Download or read book One Breath at a Time written by Kevin Griffin and published by Rodale Books. This book was released on 2018-02-06 with total page 308 pages. Available in PDF, EPUB and Kindle. Book excerpt: Merging Buddhist mindfulness practices with the Twelve Step program, this updated edition of the bestselling recovery guide One Breath at a Time will inspire and enlighten you to live a better, healthier life. Many in recovery turn to the Twelve Steps to overcome their addictions, but struggle with the spiritual program. But what they might not realize is that Buddhist teachings are intrinsically intertwined with the lessons of the Twelve Steps, and offer time-tested methods for addressing the challenges of sobriety. In what is considered the cornerstone of the most significant recovery movement of the 21st century, Kevin Griffin shares his own extraordinary journey to sobriety and how he integrated the Twelve Steps of recovery with Buddhist mindfulness practices. With a new foreword by William Alexander, the author of Ordinary Recovery, One Breath at a Time takes you on a journey through the Steps, examining critical ideas like Powerlessness, Higher Power, and Moral Inventory through the lens of the core concepts of Buddhism—the Four Noble Truths, the Eightfold Path, mindfulness, loving-kindness, and more. The result is a book that presents techniques and meditations for finding clarity and awareness in your life, just as it has for thousands of addicts and alcoholics.

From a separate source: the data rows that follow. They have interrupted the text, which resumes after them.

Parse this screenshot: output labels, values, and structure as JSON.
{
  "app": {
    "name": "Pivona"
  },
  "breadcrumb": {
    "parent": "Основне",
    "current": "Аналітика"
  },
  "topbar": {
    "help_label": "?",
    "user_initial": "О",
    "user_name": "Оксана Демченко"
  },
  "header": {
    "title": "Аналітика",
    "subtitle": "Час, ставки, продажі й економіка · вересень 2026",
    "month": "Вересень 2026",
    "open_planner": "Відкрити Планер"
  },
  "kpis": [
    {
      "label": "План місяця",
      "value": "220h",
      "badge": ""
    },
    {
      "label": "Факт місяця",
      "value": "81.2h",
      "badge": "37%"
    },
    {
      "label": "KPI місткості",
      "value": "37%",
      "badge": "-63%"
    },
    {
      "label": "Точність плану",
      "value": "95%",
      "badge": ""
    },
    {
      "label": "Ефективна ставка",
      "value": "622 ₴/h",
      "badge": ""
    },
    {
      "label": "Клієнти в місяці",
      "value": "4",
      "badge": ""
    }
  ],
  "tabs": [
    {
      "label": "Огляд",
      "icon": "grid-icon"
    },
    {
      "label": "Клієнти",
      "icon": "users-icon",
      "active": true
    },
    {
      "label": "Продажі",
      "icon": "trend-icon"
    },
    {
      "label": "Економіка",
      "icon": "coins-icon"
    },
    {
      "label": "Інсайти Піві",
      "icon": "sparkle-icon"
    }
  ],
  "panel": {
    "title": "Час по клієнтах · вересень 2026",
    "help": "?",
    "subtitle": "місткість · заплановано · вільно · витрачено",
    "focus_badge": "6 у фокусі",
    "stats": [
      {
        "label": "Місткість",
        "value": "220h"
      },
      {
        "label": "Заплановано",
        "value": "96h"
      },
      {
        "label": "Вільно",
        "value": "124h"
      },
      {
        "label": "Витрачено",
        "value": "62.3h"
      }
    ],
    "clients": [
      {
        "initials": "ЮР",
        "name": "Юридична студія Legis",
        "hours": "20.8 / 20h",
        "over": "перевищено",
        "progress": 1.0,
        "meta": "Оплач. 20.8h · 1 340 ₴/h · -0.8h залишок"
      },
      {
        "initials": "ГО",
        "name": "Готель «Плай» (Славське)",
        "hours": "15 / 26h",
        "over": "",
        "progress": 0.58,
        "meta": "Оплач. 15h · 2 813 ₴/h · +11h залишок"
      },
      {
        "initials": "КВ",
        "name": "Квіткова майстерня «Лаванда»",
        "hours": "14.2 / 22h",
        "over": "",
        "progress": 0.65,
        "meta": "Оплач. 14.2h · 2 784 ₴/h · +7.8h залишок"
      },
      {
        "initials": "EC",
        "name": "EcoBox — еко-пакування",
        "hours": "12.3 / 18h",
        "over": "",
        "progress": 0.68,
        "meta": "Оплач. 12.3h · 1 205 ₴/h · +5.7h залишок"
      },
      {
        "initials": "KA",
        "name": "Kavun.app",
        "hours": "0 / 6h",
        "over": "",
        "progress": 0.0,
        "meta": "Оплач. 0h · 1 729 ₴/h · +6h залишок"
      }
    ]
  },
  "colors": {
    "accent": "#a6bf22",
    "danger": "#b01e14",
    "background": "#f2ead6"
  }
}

Book A Death on Diamond Mountain

Download or read book A Death on Diamond Mountain written by Scott Carney and published by Penguin. This book was released on 2015-03-17 with total page 307 pages. Available in PDF, EPUB and Kindle. Book excerpt: An investigative reporter explores an infamous case where an obsessive and unorthodox search for enlightenment went terribly wrong. When thirty-eight-year-old Ian Thorson died from dehydration and dysentery on a remote Arizona mountaintop in 2012, The New York Times reported the story under the headline: "Mysterious Buddhist Retreat in the Desert Ends in a Grisly Death." Scott Carney, a journalist and anthropologist who lived in India for six years, was struck by how Thorson’s death echoed other incidents that reflected the little-talked-about connection between intensive meditation and mental instability. Using these tragedies as a springboard, Carney explores how those who go to extremes to achieve divine revelations—and undertake it in illusory ways—can tangle with madness. He also delves into the unorthodox interpretation of Tibetan Buddhism that attracted Thorson and the bizarre teachings of its chief evangelists: Thorson’s wife, Lama Christie McNally, and her previous husband, Geshe Michael Roach, the supreme spiritual leader of Diamond Mountain University, where Thorson died. Carney unravels how the cultlike practices of McNally and Roach and the questionable circumstances surrounding Thorson’s death illuminate a uniquely American tendency to mix and match eastern religious traditions like LEGO pieces in a quest to reach an enlightened, perfected state, no matter the cost. Aided by Thorson’s private papers, along with cutting-edge neurological research that reveals the profound impact of intensive meditation on the brain and stories of miracles and black magic, sexualized rituals, and tantric rites from former Diamond Mountain acolytes, A Death on Diamond Mountain is a gripping work of investigative journalism that reveals how the path to enlightenment can be riddled with danger.